A new Briefing Paper, “Key International Procurement Developments in 2025,” published by Thomson Reuters, looks at key developments in international government procurement in 2025. The Paper begins with the Trump administration’s tariff and trade policies, which are reverberating throughout the global trading system. On government procurement, they include a threat to withdraw from the WTO Government Procurement Agreement (GPA) and pursuit of procurement reciprocity in tariff agreements. At least in part in response to Trump’s tariff policies, Canada has imposed restrictions on access to its government procurement, in particular, provincial policies targeted at the US. 

The Briefing Paper also addresses several elements of procurement policies in the European Union (EU). They include its preparation of procurement preferences in strategic sectors, its deployment of a reciprocity tool against China, which backfired when China retaliated, and its more successful use of a defense tool to tackle foreign subsidies that distort EU procurement. It also reviews the only free trade agreement (FTA) completed by the EU in 2025, as well as its pending negotiations. 
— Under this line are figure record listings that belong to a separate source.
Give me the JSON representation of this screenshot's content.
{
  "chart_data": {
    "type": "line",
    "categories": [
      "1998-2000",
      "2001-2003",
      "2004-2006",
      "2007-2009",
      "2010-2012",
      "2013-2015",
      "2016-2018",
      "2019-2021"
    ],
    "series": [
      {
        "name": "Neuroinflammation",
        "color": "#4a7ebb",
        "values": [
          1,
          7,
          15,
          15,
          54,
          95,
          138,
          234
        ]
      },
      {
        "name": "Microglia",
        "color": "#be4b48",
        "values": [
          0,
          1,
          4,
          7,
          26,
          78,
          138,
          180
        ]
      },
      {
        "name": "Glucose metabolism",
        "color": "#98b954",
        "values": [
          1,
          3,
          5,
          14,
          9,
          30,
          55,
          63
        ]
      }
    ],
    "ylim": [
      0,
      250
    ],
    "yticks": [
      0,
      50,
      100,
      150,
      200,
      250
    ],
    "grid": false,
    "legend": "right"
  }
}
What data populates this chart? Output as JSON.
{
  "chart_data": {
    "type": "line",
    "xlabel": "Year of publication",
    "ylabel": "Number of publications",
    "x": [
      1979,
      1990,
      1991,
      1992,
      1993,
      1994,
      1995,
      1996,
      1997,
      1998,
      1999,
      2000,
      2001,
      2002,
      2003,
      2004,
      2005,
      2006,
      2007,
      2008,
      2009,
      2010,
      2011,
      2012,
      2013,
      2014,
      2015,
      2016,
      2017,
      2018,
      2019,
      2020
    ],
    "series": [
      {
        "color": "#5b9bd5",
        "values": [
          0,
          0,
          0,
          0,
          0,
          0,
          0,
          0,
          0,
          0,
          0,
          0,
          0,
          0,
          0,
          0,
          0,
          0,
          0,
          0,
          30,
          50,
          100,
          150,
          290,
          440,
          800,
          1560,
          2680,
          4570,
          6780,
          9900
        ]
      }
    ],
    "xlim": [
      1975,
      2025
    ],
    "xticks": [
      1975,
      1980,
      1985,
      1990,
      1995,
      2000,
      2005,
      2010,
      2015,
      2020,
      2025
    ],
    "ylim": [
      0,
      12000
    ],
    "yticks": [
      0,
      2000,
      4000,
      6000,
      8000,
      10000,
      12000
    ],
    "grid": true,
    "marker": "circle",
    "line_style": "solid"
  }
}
The discussion then turns to developments in China, focusing on its adoption of long-awaited standards to define domestic products to implement its primary government procurement law, as well as its push back on the EU’s targeting of Chinese firms under its trade defense tools. The Paper’s final section outlines developments under the GPA, which has not added new parties since 2023. It also examines the promising prospects for the expansion of the membership of the Comprehensive and Progressive Trans-Pacific Partnership, as well as other FTAs that open foreign procurement markets.